The president of the ECB, Mario Draghi has declared the Euro-zone for”irreversible” with great effect in the media. Thus it would not be profitable for investors to speculate in a breakdown of the Euro. The ECB would make the”convertibility premium” that segregates the financial markets – go away. Draghis other remark about a new program concept that would”address the reservations about seniority” got considerable less attention.
This referred to the preferred creditor status of the ECB. A lot of private creditors had not – in order to avoid a messy state bankruptcy – taken kindly at all to taking a higher ”haircut” because the ECB didn’t play along. That made it clear that there are different groups of creditors and that the risk of a high “haircut” is greater the more debt the ECB buys.
The article is highly recommended, and if possible should be studied in the original rather than my rather inept translation.
The ECB loan to Spain will probably be senior to all subsequent Spanish sovereign bonds, so in the event of a Spanish default the new Spanish sovereign bond will take all losses – before the ECB takes any. This will mean that any purchases of Spanish sovereign bonds by the ECB will be of the old type of sovereign bonds that have equal seniority to the ECB loan. This in turn will increase the seniority of the ECB debt as the old sovereign bonds reach maturity and the new are issued to refinance the Spanish public debt.
This would go a long way to explain the events – and non-events of the past fortnight:
1) Spain has as of yet not formally applied for an ECB buy of Spanish Sovereign debt. On the contrary Spain seem to have tried to sell more sovereign bond before the loan goes into effect poisoning all subsequent issues of sovereign bond with higher risk: “Buy now – still wine of last year’s vintage!”
This will make sense of the rise in interest rates the last week or so: I wouldn’t put it past Jens Weidmann to sell Spanish sovereign debt simultaneously to depress bond prices in order to curb the Spanish attempt to water down the preferred position of the ECB.
Apparently the market reacted to the ECB’s wishes and Rajoy has no option but to cut public spending with a further 102 bio. EUR. Again the Neue Zürcher Zeitung:
2) US Secretary of the Treasury Geithner didn’t seem to get more for his lightning visit to Europe last Monday than polite Italian words – the German Finance Minister Schäuble isn’t polite (and annoyed his vacation was interrupted!). Schäuble was very relaxed (according to his emphatic and repeated assurances) in rejecting the need for a ECB buy of Spanish sovereign bonds to give the Spaniards a more affordable interest rate and some reform leeway. Of course he was relaxed: The application of the tourniquet was going according to plan.
The preferred status of the (on average) 12½ year 100 bio. EUR loan to Spain at 3% interest will have a senior status any subsequent loans the risk premium on new Spanish sovereign bond will make the loan prohibitively expensive – unless Spain both cut public spending, tax evaders and pensioners and take losses in the banks. Spain has walked to in between a rock and a hard place – and there is no easy way out.
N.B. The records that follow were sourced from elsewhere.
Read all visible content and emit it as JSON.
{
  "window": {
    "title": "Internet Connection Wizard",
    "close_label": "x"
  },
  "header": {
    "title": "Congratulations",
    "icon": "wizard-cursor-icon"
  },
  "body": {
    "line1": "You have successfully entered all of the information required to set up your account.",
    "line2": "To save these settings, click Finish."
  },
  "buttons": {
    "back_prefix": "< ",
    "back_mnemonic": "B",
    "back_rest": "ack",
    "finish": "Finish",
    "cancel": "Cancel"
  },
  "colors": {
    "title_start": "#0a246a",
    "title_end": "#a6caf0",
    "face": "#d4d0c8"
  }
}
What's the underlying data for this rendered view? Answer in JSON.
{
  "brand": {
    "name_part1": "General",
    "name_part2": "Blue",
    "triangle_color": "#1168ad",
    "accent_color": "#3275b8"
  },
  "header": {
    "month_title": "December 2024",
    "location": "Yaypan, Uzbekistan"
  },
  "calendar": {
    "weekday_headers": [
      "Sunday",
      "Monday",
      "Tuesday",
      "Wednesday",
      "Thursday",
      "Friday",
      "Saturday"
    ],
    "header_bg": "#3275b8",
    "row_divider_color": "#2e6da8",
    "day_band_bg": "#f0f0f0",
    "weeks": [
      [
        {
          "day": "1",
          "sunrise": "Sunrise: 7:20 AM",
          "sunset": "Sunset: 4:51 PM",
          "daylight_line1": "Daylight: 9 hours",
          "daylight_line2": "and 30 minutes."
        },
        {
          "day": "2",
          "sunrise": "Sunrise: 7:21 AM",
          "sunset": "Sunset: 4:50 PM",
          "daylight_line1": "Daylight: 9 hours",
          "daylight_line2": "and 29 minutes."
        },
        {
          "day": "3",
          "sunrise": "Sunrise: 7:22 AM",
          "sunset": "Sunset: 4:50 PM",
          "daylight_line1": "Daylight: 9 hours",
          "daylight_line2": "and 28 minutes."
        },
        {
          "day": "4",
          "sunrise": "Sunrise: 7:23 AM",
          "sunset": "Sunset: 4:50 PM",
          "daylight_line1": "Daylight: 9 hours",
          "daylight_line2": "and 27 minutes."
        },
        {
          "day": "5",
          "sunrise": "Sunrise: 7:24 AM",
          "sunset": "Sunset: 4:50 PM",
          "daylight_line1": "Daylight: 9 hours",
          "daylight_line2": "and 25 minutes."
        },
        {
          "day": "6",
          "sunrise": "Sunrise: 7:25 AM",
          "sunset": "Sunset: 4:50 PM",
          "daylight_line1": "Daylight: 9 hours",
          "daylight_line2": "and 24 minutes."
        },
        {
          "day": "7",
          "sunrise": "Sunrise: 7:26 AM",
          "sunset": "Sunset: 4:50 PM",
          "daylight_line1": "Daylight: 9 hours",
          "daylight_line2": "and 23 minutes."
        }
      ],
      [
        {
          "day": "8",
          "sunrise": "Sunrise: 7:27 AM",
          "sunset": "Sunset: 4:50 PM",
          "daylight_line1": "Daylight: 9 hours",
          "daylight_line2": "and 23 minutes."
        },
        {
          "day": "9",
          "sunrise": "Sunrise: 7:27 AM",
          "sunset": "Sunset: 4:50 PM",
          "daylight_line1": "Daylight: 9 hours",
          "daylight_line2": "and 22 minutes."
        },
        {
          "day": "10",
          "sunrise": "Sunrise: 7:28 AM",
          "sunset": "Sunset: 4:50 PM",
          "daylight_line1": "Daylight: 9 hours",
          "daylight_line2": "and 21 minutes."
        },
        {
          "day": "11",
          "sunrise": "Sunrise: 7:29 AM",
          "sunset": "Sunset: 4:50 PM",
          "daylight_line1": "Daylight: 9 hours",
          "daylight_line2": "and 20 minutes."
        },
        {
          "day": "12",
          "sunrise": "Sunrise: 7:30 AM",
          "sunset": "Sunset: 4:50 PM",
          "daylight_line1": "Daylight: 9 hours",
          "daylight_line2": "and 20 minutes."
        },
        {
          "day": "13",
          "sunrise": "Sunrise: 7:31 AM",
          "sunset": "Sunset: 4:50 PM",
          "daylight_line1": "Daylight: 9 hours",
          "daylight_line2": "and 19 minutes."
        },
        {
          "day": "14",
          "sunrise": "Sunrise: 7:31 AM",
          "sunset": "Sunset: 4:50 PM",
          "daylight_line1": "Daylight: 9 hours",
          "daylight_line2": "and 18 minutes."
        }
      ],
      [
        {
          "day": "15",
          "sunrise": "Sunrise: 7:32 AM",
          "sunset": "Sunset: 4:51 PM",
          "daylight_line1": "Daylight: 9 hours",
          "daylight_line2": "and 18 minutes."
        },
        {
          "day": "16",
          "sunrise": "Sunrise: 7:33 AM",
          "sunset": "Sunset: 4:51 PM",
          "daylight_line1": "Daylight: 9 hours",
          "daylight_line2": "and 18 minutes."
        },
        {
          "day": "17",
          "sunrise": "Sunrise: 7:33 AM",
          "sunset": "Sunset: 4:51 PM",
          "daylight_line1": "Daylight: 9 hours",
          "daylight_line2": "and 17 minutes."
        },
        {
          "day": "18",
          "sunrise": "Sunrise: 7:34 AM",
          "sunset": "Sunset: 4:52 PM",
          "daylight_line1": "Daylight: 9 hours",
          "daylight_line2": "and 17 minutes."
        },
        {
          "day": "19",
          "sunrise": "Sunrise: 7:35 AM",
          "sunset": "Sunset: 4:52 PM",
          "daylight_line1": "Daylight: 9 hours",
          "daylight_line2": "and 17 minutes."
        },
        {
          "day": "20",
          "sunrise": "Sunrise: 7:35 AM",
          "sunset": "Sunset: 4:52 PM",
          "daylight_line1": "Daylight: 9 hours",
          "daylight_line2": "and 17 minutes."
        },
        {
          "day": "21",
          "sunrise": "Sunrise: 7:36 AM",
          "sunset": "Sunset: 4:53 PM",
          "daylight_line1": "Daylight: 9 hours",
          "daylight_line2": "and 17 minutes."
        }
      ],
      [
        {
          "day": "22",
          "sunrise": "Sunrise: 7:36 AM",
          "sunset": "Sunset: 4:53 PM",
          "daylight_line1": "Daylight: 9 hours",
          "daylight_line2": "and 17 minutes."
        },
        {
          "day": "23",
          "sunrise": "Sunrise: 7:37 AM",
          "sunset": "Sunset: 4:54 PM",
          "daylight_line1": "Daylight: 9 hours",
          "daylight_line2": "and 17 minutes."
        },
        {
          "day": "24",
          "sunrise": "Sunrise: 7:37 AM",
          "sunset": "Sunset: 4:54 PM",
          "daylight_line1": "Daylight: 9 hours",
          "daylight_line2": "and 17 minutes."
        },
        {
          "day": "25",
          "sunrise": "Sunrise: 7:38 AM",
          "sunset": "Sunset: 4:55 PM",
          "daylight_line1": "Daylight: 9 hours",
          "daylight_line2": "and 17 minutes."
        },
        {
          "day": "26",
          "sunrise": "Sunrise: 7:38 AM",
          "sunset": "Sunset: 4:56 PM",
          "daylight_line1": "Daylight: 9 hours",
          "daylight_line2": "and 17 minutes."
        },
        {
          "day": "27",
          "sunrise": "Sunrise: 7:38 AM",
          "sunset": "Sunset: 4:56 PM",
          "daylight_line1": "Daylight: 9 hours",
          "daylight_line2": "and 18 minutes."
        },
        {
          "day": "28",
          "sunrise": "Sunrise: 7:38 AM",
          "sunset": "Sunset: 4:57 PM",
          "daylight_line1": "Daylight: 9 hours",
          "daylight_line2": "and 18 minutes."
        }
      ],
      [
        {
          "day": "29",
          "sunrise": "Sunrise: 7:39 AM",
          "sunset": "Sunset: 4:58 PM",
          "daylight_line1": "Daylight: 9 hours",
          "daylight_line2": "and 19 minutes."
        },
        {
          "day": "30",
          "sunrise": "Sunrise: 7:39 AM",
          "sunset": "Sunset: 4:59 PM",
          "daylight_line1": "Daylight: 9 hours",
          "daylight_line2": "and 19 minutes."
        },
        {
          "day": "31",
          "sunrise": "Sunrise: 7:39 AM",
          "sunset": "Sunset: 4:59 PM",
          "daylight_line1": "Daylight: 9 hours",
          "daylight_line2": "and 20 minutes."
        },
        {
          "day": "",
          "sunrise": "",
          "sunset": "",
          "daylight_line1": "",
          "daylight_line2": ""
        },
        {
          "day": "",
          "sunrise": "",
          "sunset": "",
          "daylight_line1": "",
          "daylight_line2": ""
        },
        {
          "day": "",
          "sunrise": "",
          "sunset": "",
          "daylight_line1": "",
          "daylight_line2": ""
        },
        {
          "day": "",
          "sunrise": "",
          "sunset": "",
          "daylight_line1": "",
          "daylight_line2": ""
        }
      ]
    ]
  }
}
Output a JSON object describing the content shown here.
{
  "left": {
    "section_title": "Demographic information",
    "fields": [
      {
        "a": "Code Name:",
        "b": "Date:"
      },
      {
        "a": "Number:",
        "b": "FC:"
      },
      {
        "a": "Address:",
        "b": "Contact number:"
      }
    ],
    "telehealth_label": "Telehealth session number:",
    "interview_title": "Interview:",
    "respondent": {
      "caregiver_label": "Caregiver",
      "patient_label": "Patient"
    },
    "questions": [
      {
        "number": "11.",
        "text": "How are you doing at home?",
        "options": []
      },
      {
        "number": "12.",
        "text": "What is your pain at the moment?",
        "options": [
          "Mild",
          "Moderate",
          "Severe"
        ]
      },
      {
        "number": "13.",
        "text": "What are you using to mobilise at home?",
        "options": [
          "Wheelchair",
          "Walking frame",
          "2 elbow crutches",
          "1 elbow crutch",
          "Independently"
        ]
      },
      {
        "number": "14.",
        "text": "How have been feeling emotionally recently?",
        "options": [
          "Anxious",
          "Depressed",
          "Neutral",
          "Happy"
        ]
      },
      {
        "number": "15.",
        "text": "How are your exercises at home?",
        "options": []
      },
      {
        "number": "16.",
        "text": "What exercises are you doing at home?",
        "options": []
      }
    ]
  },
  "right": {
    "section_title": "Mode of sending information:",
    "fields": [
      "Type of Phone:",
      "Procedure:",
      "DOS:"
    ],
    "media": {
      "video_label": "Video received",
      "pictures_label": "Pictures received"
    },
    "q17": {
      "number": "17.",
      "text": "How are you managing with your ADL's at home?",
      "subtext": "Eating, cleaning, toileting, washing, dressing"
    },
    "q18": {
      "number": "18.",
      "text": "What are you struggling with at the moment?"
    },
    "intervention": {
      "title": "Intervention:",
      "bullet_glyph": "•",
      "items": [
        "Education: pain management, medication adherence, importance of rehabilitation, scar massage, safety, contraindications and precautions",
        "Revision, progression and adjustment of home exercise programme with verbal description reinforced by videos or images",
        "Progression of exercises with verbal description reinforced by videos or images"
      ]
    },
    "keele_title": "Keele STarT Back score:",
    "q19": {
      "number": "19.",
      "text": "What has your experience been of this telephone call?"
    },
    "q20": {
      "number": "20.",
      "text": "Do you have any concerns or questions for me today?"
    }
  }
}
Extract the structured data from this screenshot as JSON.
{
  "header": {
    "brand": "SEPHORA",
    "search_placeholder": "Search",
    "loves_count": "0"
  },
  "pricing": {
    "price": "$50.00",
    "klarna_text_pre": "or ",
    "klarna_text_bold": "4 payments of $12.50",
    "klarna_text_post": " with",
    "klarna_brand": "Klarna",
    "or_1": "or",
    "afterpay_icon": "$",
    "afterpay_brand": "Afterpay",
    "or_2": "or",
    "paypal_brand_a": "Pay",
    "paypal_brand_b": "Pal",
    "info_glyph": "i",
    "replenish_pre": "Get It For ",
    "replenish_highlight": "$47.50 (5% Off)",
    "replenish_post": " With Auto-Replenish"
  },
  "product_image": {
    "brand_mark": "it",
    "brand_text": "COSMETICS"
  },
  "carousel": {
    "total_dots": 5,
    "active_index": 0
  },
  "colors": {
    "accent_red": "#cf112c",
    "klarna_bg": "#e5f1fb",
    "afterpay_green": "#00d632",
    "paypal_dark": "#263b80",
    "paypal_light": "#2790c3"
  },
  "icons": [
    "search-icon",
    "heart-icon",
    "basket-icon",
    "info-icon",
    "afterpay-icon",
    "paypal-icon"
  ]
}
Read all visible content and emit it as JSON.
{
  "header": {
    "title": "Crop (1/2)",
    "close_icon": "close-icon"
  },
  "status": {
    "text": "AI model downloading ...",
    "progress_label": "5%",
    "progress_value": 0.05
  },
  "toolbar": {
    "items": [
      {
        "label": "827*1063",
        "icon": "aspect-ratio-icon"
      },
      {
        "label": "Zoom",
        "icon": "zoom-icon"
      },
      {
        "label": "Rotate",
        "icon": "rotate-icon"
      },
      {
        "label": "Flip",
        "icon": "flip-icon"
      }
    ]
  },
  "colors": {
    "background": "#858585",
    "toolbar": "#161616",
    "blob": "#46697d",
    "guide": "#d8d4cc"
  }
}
The meeting with Draghi presumably met with similar lack of understanding as the need for a further ECB buy of Spanish debt isn’t there: Spain has promised to behave (they are out of playful options). Spain will not need refinancing beyond the already promised measures – it is simply not possible – the “markets” might just as well get used to it. Besides it will not go through the German parliament – Merkel will see to that.
It is surprising that Geithner and both presidential candidates understand so very little. The Euro will NOT break up. Spain will behave responsibly – they have no other option: Spain can’t leave the Euro-zone as they can’t refinance their debt and running a deficit they can’t just default, as they need constant new loans. Germany get both low interest rates and a debased currency – why should they be worried?
The Americans might be dissatisfied with the strong dollar that leaves little room for their exports to solve their sad job situation and bankrupt financial sector – Europe knows the problem – thank you very much. On the other hand the USA has a vast costumer for their grain – should be enough to pay for their rotten banks – so don’t expect any handouts: Mind your own business – it needs tender loving care.